World-renowned replica Bible blessed at Jarrow church

A replica bible which took 10 years to create was blessed in Jarrow on the 1,300th anniversary of it;s original departure for Rome.

The Codex Amiatinus was one of three single-volume Bibles made by monks at Wearmouth-Jarrow. It is the earliest one-volume Latin Bible to survive in the world.

Bishop of Jarrow, the Rt Revd Mark Bryant and Bishop of Hexham and Newcastle the Rt Revd Seamus Cunningha blessing the Codex Amiatinus facsimile.

Bishop of Jarrow, the Rt Revd Mark Bryant and Bishop of Hexham and Newcastle the Rt Revd Seamus Cunningha blessing the Codex Amiatinus facsimile.

Last night a replica, created in Italy, was blessed at St Paul’s Church at Jarrow, on the site of the monastery where the Venerable Bede lived and worked.

The blessing was carried out by the Bishop of Jarrow, the Rt Rev Mark Bryant, and the Catholic Bishop of Newcastle and Hexham, Bishop Seamus Cunningham.

After being blessed, it was then processed to the former Bede’s World museum, about 60 yards away.

Its creation is due to the dedication archaeologist and academic Dame Rosemary Cramp, who almost 10 years ago tried but failed to persuade Italian authorities to allow her to commission a replica of the Codex.

Two-and-a-half years ago she was encouraged to try again – and met with success.
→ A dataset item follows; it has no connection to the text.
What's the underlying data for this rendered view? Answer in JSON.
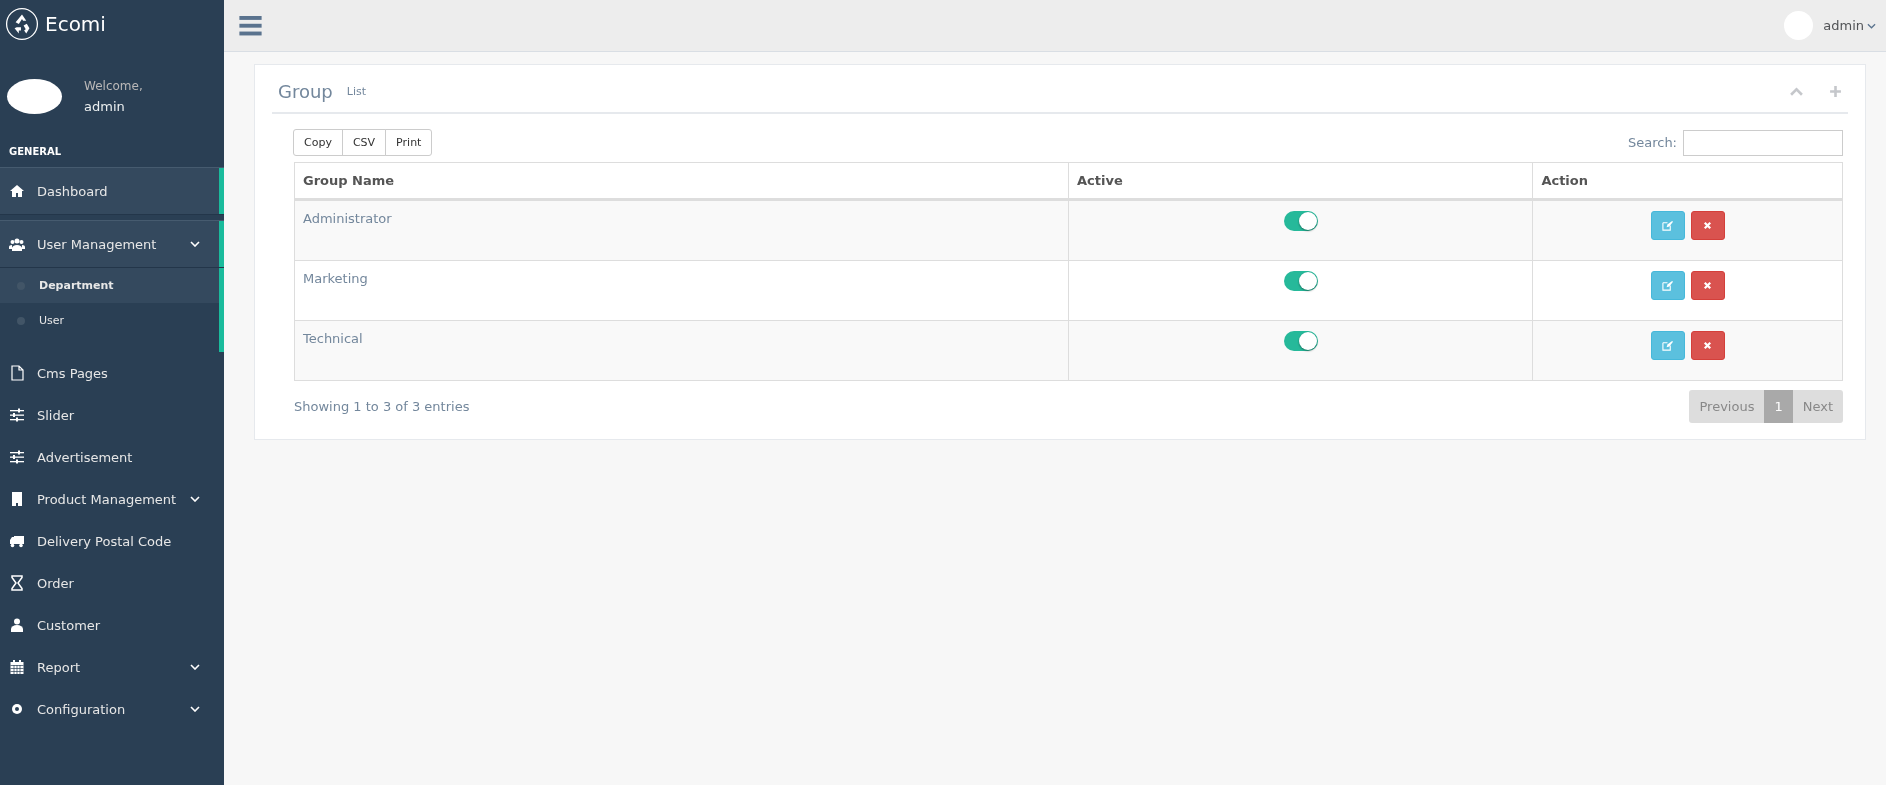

The Friends of the World of Bede, which promotes knowledge of the educational and cultural importance of the world of Bede and the values of scholarship, innovation and community which his monastery practised, and of which Dame Rosemary is a committee member, then set about raising the required funds.

This has allowed a replica to be made from a digital photographic record taken around a decade ago from the only surviving original, which now resides in the Laurentian Library in Florence.
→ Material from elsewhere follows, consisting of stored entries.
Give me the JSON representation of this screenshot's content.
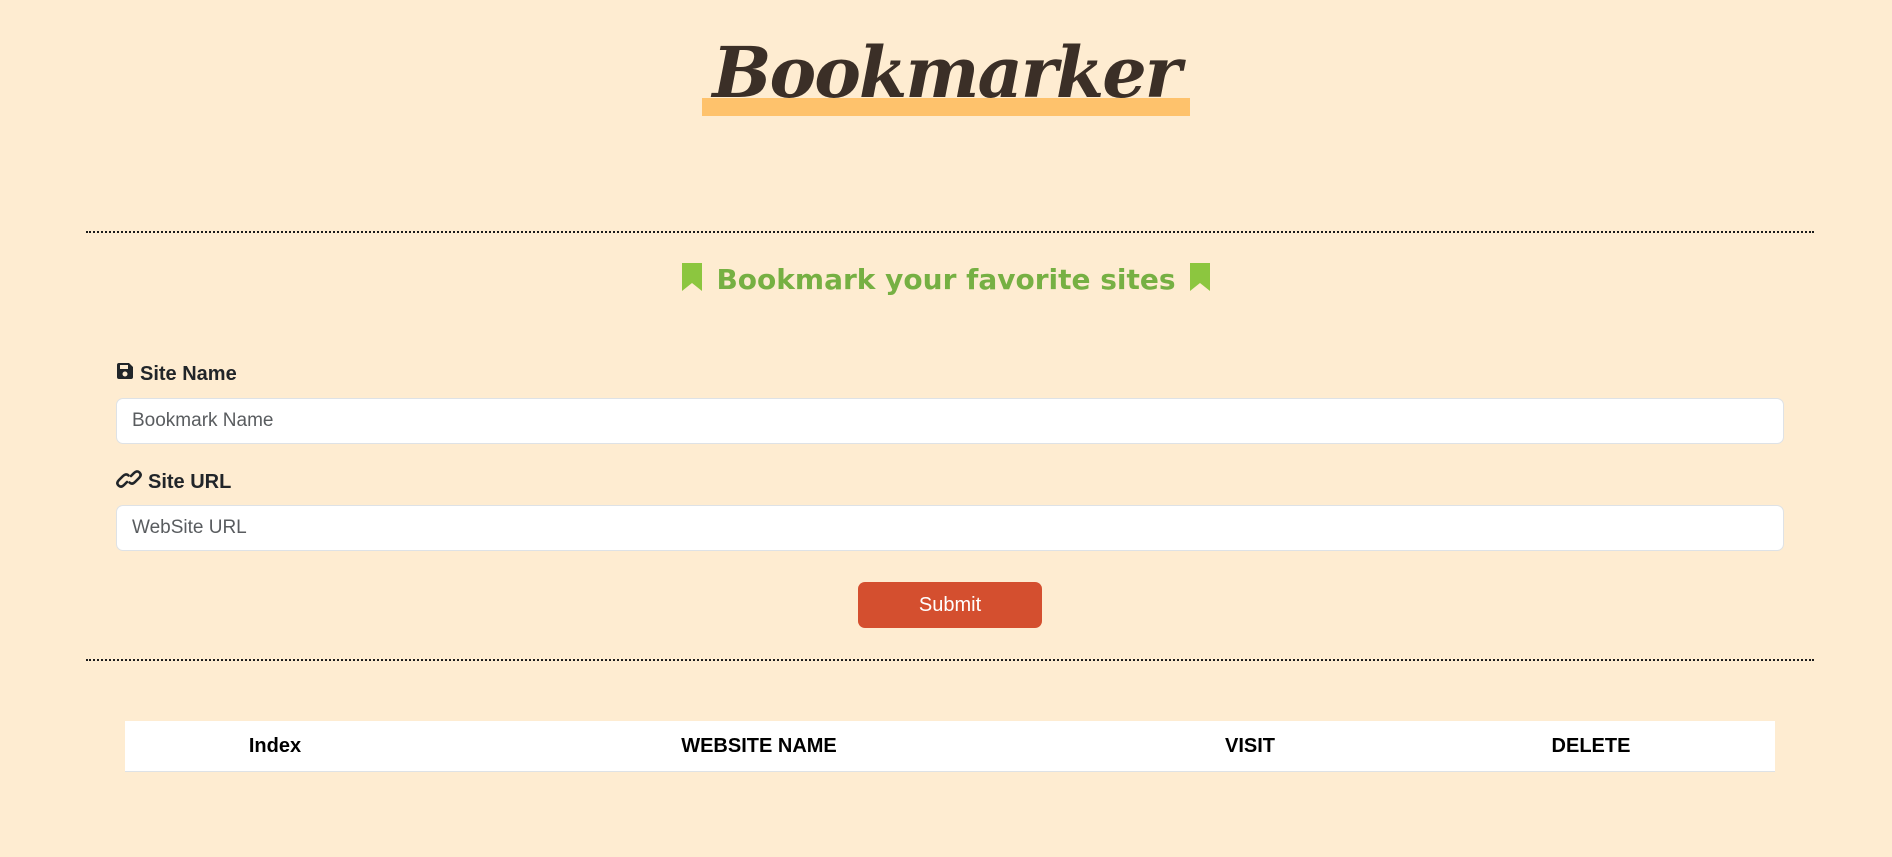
{
  "header": {
    "title": "Bookmarker"
  },
  "form": {
    "subtitle": "Bookmark your favorite sites",
    "site_name": {
      "label": "Site Name",
      "placeholder": "Bookmark Name",
      "value": ""
    },
    "site_url": {
      "label": "Site URL",
      "placeholder": "WebSite URL",
      "value": ""
    },
    "submit_label": "Submit"
  },
  "table": {
    "columns": [
      "Index",
      "WEBSITE NAME",
      "VISIT",
      "DELETE"
    ],
    "rows": []
  },
  "colors": {
    "background": "#feecd1",
    "title_highlight": "#fec26c",
    "subtitle": "#76b043",
    "submit": "#d44f2f"
  },
  "icons": {
    "subtitle_left": "bookmark-icon",
    "subtitle_right": "bookmark-icon",
    "site_name": "floppy-disk-icon",
    "site_url": "link-icon"
  }
}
Dame Rosemary said: “This has been a long process of trying to get this perfect replica to Jarrow.

“I think what swung it for us was that it is going to be displayed at the place where Bede lived and died.

“In 2000 there came a time when the Codex was rebound and advances in technology meant a replica could be done providing something close to the original.

“One was made for Monte Amiata and, having heard of that, we thought that one should also be in England where it could be seen, and it was for that reason that we requested permission that one could be made.

“A number of smaller ones exist, but that was not what we wanted – we wanted one the exact size and colouring of the original. A lot of people have asked to be allowed to make a full size replica, but it has not happened.

The three originals, written in Latin calligraphy, were made of velum which came from calf hides. The new version is made of a type of special paper used by a Florence company called La Meta.